On BBC One: Sherlock

There’s not much to say about Sherlock that hasn’t already been said by people who know what they’re talking about but having now seen the finale of the second series I cannot stand idly by in silence nodding at the critical consensus. Sherlock manages to be about the most frustrating thing on the television whilst simultaneously being one of the finest works ever made by the BBC. It’s not that the BBC, or anyone, hasn’t made anything this good in a long time, it’s that they haven’t made anything like this before.

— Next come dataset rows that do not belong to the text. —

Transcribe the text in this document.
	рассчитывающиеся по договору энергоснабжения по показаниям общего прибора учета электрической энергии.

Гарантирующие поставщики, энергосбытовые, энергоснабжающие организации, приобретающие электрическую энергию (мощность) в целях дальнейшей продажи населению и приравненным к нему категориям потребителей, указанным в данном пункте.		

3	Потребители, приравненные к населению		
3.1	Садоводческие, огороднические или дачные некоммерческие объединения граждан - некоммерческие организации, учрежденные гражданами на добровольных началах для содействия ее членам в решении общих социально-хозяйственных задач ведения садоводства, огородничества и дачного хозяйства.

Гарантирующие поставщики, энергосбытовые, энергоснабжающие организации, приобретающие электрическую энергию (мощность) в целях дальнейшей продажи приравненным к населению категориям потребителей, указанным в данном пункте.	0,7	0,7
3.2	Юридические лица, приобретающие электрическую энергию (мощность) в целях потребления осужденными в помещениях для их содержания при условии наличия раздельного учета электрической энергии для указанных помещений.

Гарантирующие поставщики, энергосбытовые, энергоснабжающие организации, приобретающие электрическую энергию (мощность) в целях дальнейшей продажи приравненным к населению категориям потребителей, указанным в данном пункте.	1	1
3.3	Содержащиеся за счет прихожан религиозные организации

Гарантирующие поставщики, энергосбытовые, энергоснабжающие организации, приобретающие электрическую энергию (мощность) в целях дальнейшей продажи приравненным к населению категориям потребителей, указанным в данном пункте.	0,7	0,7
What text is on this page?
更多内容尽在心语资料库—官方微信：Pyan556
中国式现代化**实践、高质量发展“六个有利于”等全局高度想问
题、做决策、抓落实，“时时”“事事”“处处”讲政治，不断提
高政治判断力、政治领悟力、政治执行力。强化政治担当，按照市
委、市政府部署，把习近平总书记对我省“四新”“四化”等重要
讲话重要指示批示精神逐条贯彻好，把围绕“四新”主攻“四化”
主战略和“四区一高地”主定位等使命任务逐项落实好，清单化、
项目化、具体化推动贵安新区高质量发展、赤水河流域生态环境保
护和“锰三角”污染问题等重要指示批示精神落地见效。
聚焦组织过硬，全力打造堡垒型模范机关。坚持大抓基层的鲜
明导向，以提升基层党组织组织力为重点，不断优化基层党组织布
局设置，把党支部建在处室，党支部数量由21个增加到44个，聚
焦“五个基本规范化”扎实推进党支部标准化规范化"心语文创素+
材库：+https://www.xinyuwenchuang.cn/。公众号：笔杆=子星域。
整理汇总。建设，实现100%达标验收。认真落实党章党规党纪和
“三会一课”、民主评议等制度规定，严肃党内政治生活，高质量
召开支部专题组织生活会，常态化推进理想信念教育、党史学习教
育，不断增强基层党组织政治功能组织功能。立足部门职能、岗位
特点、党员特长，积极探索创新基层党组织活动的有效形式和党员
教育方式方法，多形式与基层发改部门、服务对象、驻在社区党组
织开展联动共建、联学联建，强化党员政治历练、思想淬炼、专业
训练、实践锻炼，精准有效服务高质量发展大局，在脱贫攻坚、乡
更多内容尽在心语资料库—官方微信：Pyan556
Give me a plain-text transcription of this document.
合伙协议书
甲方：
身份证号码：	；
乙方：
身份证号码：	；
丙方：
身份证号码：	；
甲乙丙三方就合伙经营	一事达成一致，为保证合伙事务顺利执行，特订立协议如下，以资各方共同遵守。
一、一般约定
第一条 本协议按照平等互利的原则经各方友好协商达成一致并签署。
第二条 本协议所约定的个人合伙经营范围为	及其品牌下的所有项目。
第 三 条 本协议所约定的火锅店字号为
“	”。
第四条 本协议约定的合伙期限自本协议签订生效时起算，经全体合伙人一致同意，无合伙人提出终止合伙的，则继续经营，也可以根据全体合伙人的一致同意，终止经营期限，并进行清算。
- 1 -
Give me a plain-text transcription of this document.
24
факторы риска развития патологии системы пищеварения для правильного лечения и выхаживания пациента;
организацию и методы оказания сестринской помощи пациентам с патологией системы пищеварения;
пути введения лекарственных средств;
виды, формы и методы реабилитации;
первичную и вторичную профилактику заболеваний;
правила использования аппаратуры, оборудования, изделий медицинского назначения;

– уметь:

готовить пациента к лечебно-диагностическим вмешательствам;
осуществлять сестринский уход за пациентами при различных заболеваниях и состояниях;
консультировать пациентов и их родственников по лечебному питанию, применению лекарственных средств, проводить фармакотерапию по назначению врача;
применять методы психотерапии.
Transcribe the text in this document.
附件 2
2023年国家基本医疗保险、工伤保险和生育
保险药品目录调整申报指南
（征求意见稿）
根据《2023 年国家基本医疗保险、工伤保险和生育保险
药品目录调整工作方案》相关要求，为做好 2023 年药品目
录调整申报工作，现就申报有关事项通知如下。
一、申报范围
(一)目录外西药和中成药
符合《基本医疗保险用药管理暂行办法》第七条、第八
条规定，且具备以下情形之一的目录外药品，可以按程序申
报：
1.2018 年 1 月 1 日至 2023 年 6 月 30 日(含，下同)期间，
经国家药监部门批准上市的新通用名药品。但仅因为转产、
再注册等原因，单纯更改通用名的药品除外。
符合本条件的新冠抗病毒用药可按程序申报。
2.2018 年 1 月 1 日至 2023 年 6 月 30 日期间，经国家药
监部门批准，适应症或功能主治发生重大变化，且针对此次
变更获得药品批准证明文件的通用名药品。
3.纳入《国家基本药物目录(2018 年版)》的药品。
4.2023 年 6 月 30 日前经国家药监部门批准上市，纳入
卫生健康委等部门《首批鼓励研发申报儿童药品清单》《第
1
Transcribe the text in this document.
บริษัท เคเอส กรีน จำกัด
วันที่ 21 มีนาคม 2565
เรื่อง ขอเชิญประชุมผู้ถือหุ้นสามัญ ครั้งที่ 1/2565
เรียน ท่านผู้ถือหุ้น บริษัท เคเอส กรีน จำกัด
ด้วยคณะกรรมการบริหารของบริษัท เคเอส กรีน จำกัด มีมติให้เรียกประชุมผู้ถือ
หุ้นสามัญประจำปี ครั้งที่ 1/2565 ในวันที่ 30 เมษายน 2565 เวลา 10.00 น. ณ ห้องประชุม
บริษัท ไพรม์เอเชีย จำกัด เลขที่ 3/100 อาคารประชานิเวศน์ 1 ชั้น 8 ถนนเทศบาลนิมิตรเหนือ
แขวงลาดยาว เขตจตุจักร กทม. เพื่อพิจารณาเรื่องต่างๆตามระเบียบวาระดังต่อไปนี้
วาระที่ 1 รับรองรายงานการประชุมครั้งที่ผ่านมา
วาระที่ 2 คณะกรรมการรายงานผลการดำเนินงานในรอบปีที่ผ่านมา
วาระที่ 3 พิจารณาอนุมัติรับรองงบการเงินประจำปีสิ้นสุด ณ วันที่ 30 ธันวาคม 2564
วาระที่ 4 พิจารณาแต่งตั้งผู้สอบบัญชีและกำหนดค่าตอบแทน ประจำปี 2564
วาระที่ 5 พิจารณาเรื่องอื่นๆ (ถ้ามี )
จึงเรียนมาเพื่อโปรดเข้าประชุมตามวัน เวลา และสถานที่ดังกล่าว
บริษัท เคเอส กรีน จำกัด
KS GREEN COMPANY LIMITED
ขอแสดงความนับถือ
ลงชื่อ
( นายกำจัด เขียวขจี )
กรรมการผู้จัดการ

Some of the frustrations. The actual stories this series have been weak, paling even next to the sometimes slight Conan-Doyle episodes from which they have drawn inspiration. To take A Scandal in Bohemia and somehow make Irene Adler even more dependent on men is a bit disappointing, to throw in a side show of corpses loaded onto a plane to fool some terrorists and we’re into ridiculousness and yet it was still ninety minutes of bravura televison. Similarly the conclusion to The Hounds of Baskerville was bizarre and throughout there has been a move away from observation and logic that anyone should be able to deduce if only they could see to a reliance on Sherlock’s instinct. Too much Mycroft as well is what the purist in me thinks but the television viewer could watch and listen to Mark Gatiss all day. Like I say, frustrating.

And so to last night’s Reichenbach Fall. I lost count of the number of times Jim Moriarty (Andrew Scott in a performance that at last made perfect sense of the character) said it was the final problem although I missed the part where they raced across Europe and then tumbled in a man embrace off a big waterfall. This final problem involved journalists (Katherine Parkinson, swoon), rigged juries, some toss about keycodes and Martin Freeman proving that when called upon he can actually act. And Sherlock struggling to keep up. That it was all done with a flair and intelligence you just don’t seem to see anywhere else now goes without saying. I particularly liked the trope of sending Watson off on a fool’s errand so Holmes could get on with moving the plot along (so often used in the stories) and Sherlock struggling to even understand the purpose of a deer stalker hat. Holmes, of course, had some corking lines and, seemingly, a mighty great fall.

There is to be a third ‘series’. All of the issues the majority had beforehand – dicking about the stories, updating, that bloke from The Office – have fallen away. There is still the occasional charge of ‘Who-isation’ of Holmes but I think such folk miss the point. This is a labour of love. It’s a love of the intelligent mystery of Conan-Doyle’s works, a love of storytelling and staying half a step ahead of the audience, a love of television and how to really use it and, finally, a love of showing the bromantic bond between a sharp sociopath and a wrecked soldier. We will all, of course, be back and then we will find out that solution to how a man who fell to his death from a building could be seen watching his own funeral is all so absurdly simple.